Nor did alleged litigation misconduct rise to a level
justifying a fee shift.
However, Dyson did get prejudgment interest. The
Seventh Circuit has adopted a presumption in favor of awarding prejudgment
interest “to victims of federal law violations” because, “[w]ithout it,
compensation of the plaintiff is incomplete and the defendant has an incentive
to delay.” Prejudgment interest “is simply an ingredient of full compensation
that corrects judgments for the time value of money.” Letting SharkNinja keep
the economic return it “made (or could have made) by investing” those funds
between 2014 and the date of judgment “would leave it unjustly enriched.”

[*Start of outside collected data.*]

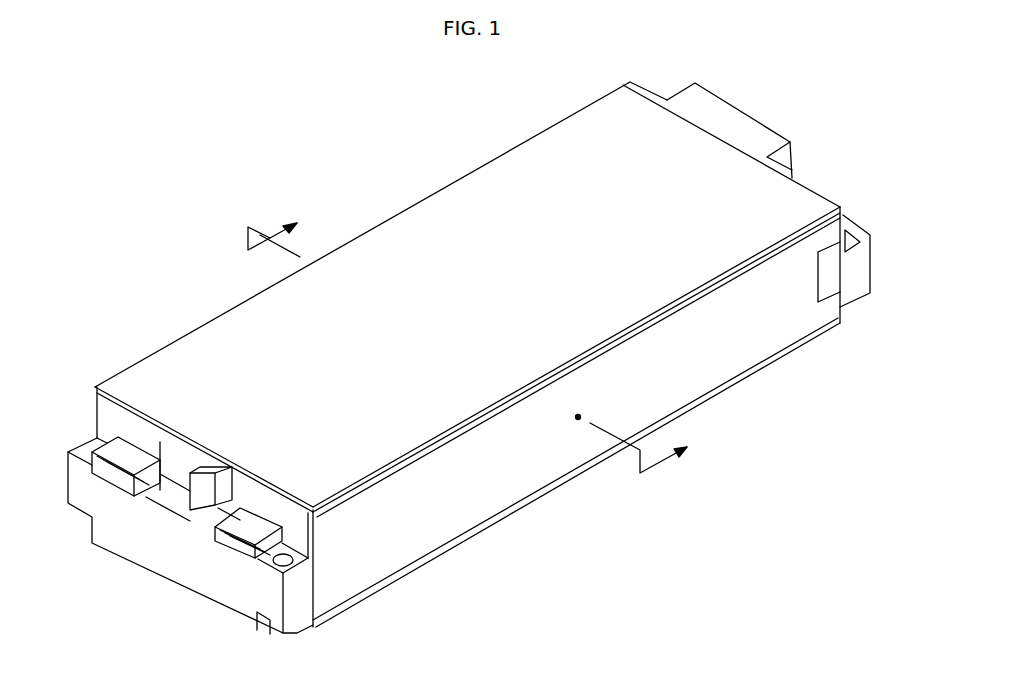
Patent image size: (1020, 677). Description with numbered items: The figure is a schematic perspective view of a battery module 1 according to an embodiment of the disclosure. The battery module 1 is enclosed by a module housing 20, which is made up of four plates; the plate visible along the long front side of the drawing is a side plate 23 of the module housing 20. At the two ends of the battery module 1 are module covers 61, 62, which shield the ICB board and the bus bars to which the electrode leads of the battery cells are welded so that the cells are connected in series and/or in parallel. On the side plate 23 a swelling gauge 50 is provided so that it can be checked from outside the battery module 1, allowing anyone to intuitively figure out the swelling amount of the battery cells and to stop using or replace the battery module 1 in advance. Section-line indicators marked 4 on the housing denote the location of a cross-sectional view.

The battery module 1 is at (474, 355).
The module housing 20 is at (432, 200).
The side plate 23 is at (483, 497).
The swelling gauge 50 is at (577, 422).
The module cover 61 is at (200, 578).
The module cover 62 is at (826, 193).
The section line 4 is at (483, 338).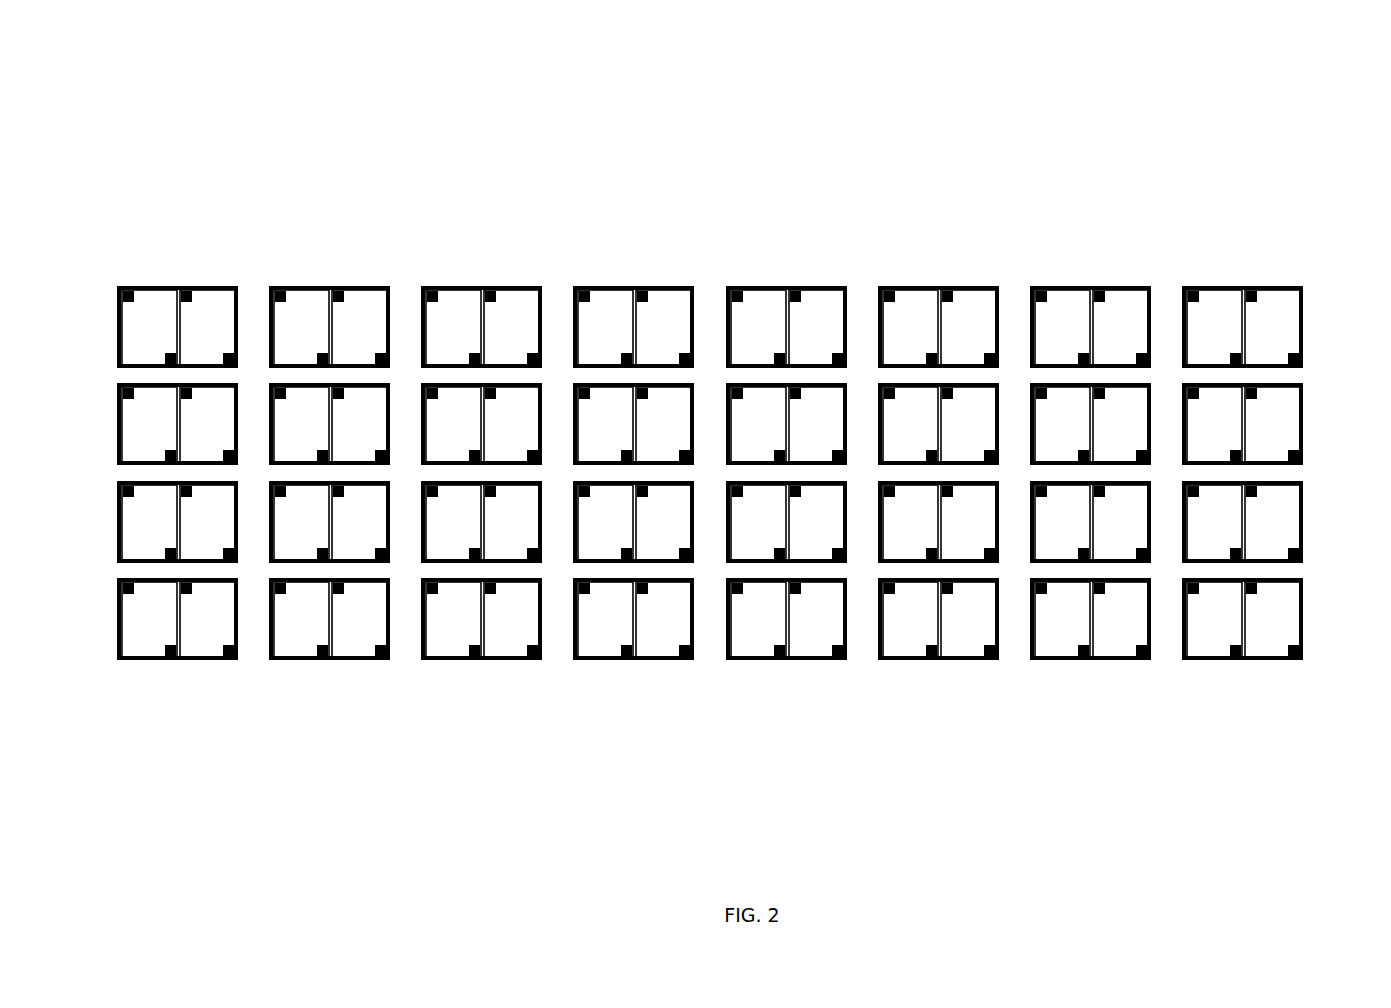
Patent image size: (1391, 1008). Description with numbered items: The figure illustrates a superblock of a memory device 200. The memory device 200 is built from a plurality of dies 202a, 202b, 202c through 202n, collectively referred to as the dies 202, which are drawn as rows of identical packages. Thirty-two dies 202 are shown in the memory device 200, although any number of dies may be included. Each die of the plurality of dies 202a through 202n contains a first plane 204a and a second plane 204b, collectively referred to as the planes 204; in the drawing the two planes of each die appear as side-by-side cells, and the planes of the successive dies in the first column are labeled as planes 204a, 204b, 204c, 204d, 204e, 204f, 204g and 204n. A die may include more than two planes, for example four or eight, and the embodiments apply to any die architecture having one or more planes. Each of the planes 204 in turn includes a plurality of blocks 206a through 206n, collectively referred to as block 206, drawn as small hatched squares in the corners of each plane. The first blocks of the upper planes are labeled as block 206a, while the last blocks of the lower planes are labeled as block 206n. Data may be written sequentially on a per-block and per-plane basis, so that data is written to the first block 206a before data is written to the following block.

The memory device 200 is at (134, 44).
The dies 202 is at (828, 439).
The die 202a is at (137, 327).
The die 202b is at (137, 424).
The die 202c is at (137, 522).
The die 202n is at (137, 619).
The planes 204 is at (320, 343).
The first plane 204a is at (175, 347).
The second plane 204b is at (233, 347).
The plane P2 204c is at (175, 444).
The plane P3 204d is at (233, 444).
The plane P4 204e is at (175, 542).
The plane P5 204f is at (233, 542).
The plane P6 204g is at (175, 639).
The plane Pn 204n is at (233, 639).
The block 206 is at (494, 289).
The block B0 206a is at (130, 289).
The block 206n is at (322, 657).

Although SharkNinja won partial summary judgment, “defended
itself in good faith,” and did not engage in “outrageous, flagrant or
malicious” conduct, none of that mattered. There’s a presumption in favor of awarding
prejudgment interest, and that presumption can’t be overcome by showing that
this is just an ordinary case; that would be nonsensical. The court added $2,251,202 in prejudgment
interest, making the total award $18,661,883.